MARIMAR



Nadie me regalaba ya su aliento.
Se me dormía la piel, tiritaba mi memoria, se me enmohecía la vida y se me estremecía el alma pensando en que esto era todo. La soledad me masticaba.
Antes de permitir que la realidad me deglutiera, quise volver a nadar, antes de petrificarme para siempre.
Sorbí un último coraje, me guardé la eternidad en el bolsillo y salí a caminar.
Llegaron a mí los susurros del mar, su voz pausada, violenta, repetía una y otra vez mi nombre.
Las estrellas me observaban jadeando la historia de mi cuerpo, desayunándome con sal.

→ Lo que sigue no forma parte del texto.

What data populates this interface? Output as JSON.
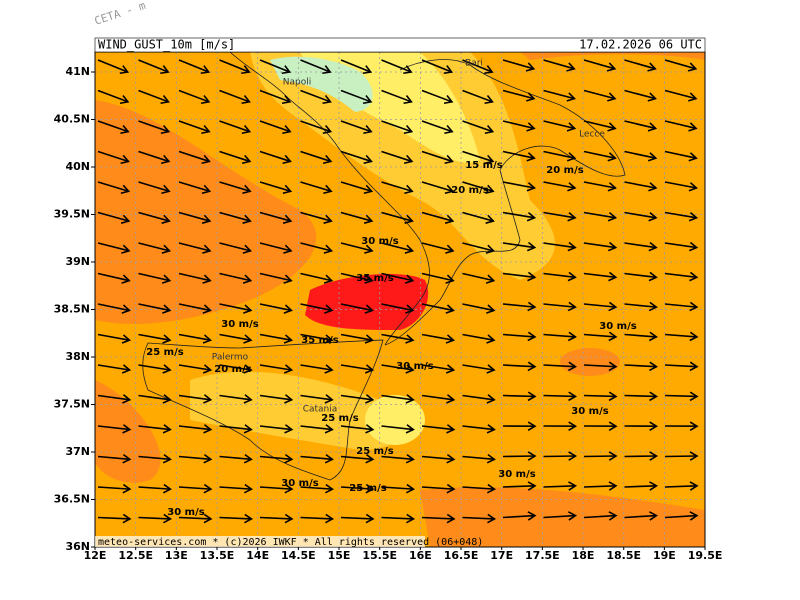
{
  "header": {
    "model": "CETA - m",
    "field": "WIND_GUST_10m [m/s]",
    "valid": "17.02.2026 06 UTC"
  },
  "footer": "meteo-services.com * (c)2026 IWKF * All rights reserved (06+048)",
  "lat_labels": [
    "41N",
    "40.5N",
    "40N",
    "39.5N",
    "39N",
    "38.5N",
    "38N",
    "37.5N",
    "37N",
    "36.5N",
    "36N"
  ],
  "lon_labels": [
    "12E",
    "12.5E",
    "13E",
    "13.5E",
    "14E",
    "14.5E",
    "15E",
    "15.5E",
    "16E",
    "16.5E",
    "17E",
    "17.5E",
    "18E",
    "18.5E",
    "19E",
    "19.5E"
  ],
  "places": [
    "Napoli",
    "Bari",
    "Lecce",
    "Palermo",
    "Catania"
  ],
  "contour_labels": [
    "15 m/s",
    "20 m/s",
    "20 m/s",
    "30 m/s",
    "35 m/s",
    "30 m/s",
    "30 m/s",
    "35 m/s",
    "25 m/s",
    "20 m/s",
    "30 m/s",
    "30 m/s",
    "25 m/s",
    "25 m/s",
    "30 m/s",
    "30 m/s",
    "25 m/s",
    "30 m/s"
  ]
}
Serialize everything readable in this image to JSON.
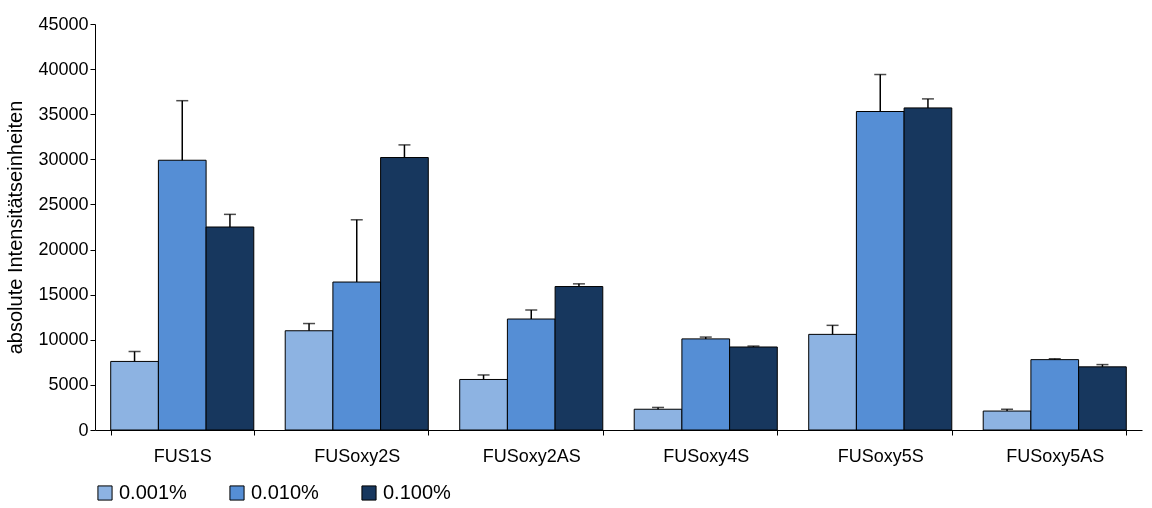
{
  "chart_data": {
    "type": "bar",
    "ylabel": "absolute Intensitätseinheiten",
    "categories": [
      "FUS1S",
      "FUSoxy2S",
      "FUSoxy2AS",
      "FUSoxy4S",
      "FUSoxy5S",
      "FUSoxy5AS"
    ],
    "series": [
      {
        "name": "0.001%",
        "color": "#8db3e2",
        "values": [
          7600,
          11000,
          5600,
          2300,
          10600,
          2100
        ],
        "errors": [
          [
            7600,
            8700
          ],
          [
            11000,
            11800
          ],
          [
            5600,
            6100
          ],
          [
            2300,
            2500
          ],
          [
            10600,
            11600
          ],
          [
            2100,
            2300
          ]
        ]
      },
      {
        "name": "0.010%",
        "color": "#558ed5",
        "values": [
          29900,
          16400,
          12300,
          10100,
          35300,
          7800
        ],
        "errors": [
          [
            29900,
            36500
          ],
          [
            16400,
            23300
          ],
          [
            12300,
            13300
          ],
          [
            10100,
            10300
          ],
          [
            35300,
            39400
          ],
          [
            7800,
            7900
          ]
        ]
      },
      {
        "name": "0.100%",
        "color": "#17375e",
        "values": [
          22500,
          30200,
          15900,
          9200,
          35700,
          7000
        ],
        "errors": [
          [
            22500,
            23900
          ],
          [
            30200,
            31600
          ],
          [
            15900,
            16200
          ],
          [
            9200,
            9300
          ],
          [
            35700,
            36700
          ],
          [
            7000,
            7250
          ]
        ]
      }
    ],
    "ylim": [
      0,
      45000
    ],
    "yticks": [
      0,
      5000,
      10000,
      15000,
      20000,
      25000,
      30000,
      35000,
      40000,
      45000
    ],
    "grid": false,
    "legend": "bottom"
  }
}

La luna, ella fue quien me dijo que él me esperaba.
La arena tibia lamió mis pies, besó los dedos uno a uno hasta esconderlos.
Y ahí estaba él, espiándome.
La bruma humedeció el lienzo que me vestía, se pegó acariciantemente a mi cuerpo.
Él reparó en mis secretos.
La música océano aceleraba nuestro encuentro.
Me senté bajo del viento; mi cabello se hizo eterno.
Él, negro infinito, observó.
Busqué con la mirada en súplica sus ojos claros permeando mi presencia.
Me protegió su aliento
comenzó la danza del ensueño
acarició mi seda, acaricié su cuerpo
conté los músculos de su pecho
¿Sonrió ternura?
Miré su contorno vestido de yodo
El viento ya no se interponía entre nuestros cuerpos.
Su piel humeante clamó por mi, sin otro perfume que mar, yo, olía a tempestad.
Recorrió mis hectáreas con silencios, robó uno a uno mis suspiros, recogió sonidos envolventes y me acarició con noche. Vibré, vibramos. Quitamos timideces y entusiasmamos los sentidos. Acarició al monte y acarició a Venus, mirando a Marte mis pechos turgieron, Plutón despertó su sed y Neptuno ahogó mis culpas. Todo el universo se complotó a nuestro favor.
Besó y besó hasta lo oculto de mi cuerpo
Besé y besé hasta más allá de su ombligo.
Su ojos ahora grises confundidos por el brillo de la luna, su pelo azabache se entremezcló con el cielo. Su calidez con el clima, su sabor con los extremos.
Me devolví la adolescencia, recuperé entusiasmos perdidos. Saboreé hombre entre mis senos, brotó mujer.
Peltre tranquilidad planchó mi piélago.
Serenidad.
Ya no olí a tempestad.
Él había acariciado mi soledad y besado mi impaciencia.

Me absolvió de culpas diciéndome: ”Yo soy solo mar, acá estaré esperando acariciarte, mujer”.